Why is it that UTF-8 encoding is used when interac

2020-02-05 15:59发布

问题:

I know it is customary, but why? Are there real technical reasons why any other way would be a really bad idea or is it just based on the history of encoding and backwards compatibility? In addition, what are the dangers of not using UTF-8, but some other encoding (most notably, UTF-16)?

Edit : By interacting, I mostly mean the shell and libc.

回答1:

Partly because the file systems expect NUL ('\0') bytes to terminate file names, so UTF-16 would not work well. You'd have to modify a lot of code to make that change.



回答2:

As jonathan-leffler mentions, the prime issue is the ASCII null character. C traditionally expects a string to be null terminated. So standard C string functions will choke on any UTF-16 character containing a byte equivalent to an ASCII null (0x00). While you can certainly program with wide character support, UTF-16 is not a suitable external encoding of Unicode in filenames, text files, environment variables.

Furthermore, UTF-16 and UTF-32 have both big endian and little endian orientations. To deal with this, you'll either need external metadata like a MIME type, or a Byte Orientation Mark. It notes,

Where UTF-8 is used transparently in 8-bit environments, the use of a BOM will interfere with any protocol or file format that expects specific ASCII characters at the beginning, such as the use of "#!" of at the beginning of Unix shell scripts.

The predecessor to UTF-16, which was called UCS-2 and didn't support surrogate pairs, had the same issues. UCS-2 should be avoided.



回答3:

I believe it's mainly the backwards compatability that UTF8 gives with ASCII.

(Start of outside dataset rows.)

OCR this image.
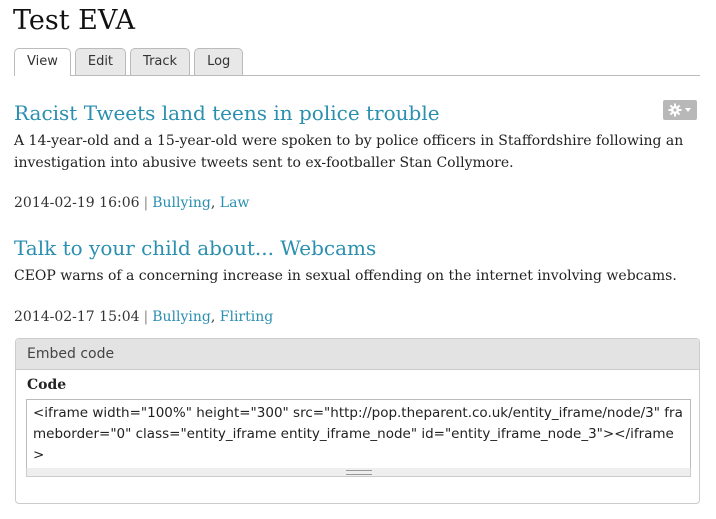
Test EVA
View	Edit	Track	Log
Racist Tweets land teens in police trouble

A 14-year-old and a 15-year-old were spoken to by police officers in Staffordshire following an investigation into abusive tweets sent to ex-footballer Stan Collymore.

2014-02-19 16:06 | Bullying, Law
Talk to your child about... Webcams

CEOP warns of a concerning increase in sexual offending on the internet involving webcams.

2014-02-17 15:04 | Bullying, Flirting
Embed code
Code
<iframe width="100%" height="300" src="http://pop.theparent.co.uk/entity_iframe/node/3" frameborder="0" class="entity_iframe entity_iframe_node" id="entity_iframe_node_3"></iframe>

For an answer to the 'dangers' question, you need to specify what you mean by 'interacting'. Do you mean interacting with the shell, with libc, or with the kernel proper?



回答4:

Modern Unixes use UTF-8, but this was not always true. On RHEL2 -- which is only a few years old -- the default is

$ locale
LANG=C
LC_CTYPE="C"
LC_NUMERIC="C"
LC_TIME="C"
LC_COLLATE="C"
LC_MONETARY="C"
LC_MESSAGES="C"
LC_PAPER="C"
LC_NAME="C"
LC_ADDRESS="C"
LC_TELEPHONE="C"
LC_MEASUREMENT="C"
LC_IDENTIFICATION="C"
LC_ALL=
The C/POSIX locale is expected to be a 7-bit ASCII-compatible encoding.

However, as Jonathan Leffler stated, any encoding which allows for NUL bytes within a character sequence is unworkable on Unix, as system APIs are locale-ignorant; strings are all assumed to be byte sequences terminated by \0.



回答5:

I believe that when Microsoft started using a two byte encoding, characters above 0xffff had not been assigned, so using a two byte encoding meant that no-one had to worry about characters being different lengths.

Now that there are characters outside this range, so you'll have to deal with characters of different lengths anyway, why would anyone use UTF-16? I suspect Microsoft would make a different decision if they were desigining their unicode support today.



回答6:

Yes, it's for compatibility reasons. UTF-8 is backwards comptable with ASCII. Linux/Unix were ASCII based, so it just made/makes sense.



回答7:

I thought 7-bit ASCII was fine.

Seriously, Unicode is relatively new in the scheme of things, and UTF-8 is backward compatible with ASCII and uses less space (half) for typical files since it uses 1 to 4 bytes per code point (character), while UTF-16 uses either 2 or 4 bytes per code point (character).

UTF-16 is preferable for internal program usage because of the simpler widths. Its predecessor UCS-2 was exactly 2 bytes for every code point.



回答8:

I think it's because programs that expect ASCII input won't be able to handle encodings such as UTF-16. For most characters (in the 0-255 range), those programs will see the high byte as a NUL / 0 char, which is used in many languages and systems to mark the end of a string. This doesn't happen in UTF-8, which was designed to avoid embedded NUL's and be byte-order agnostic.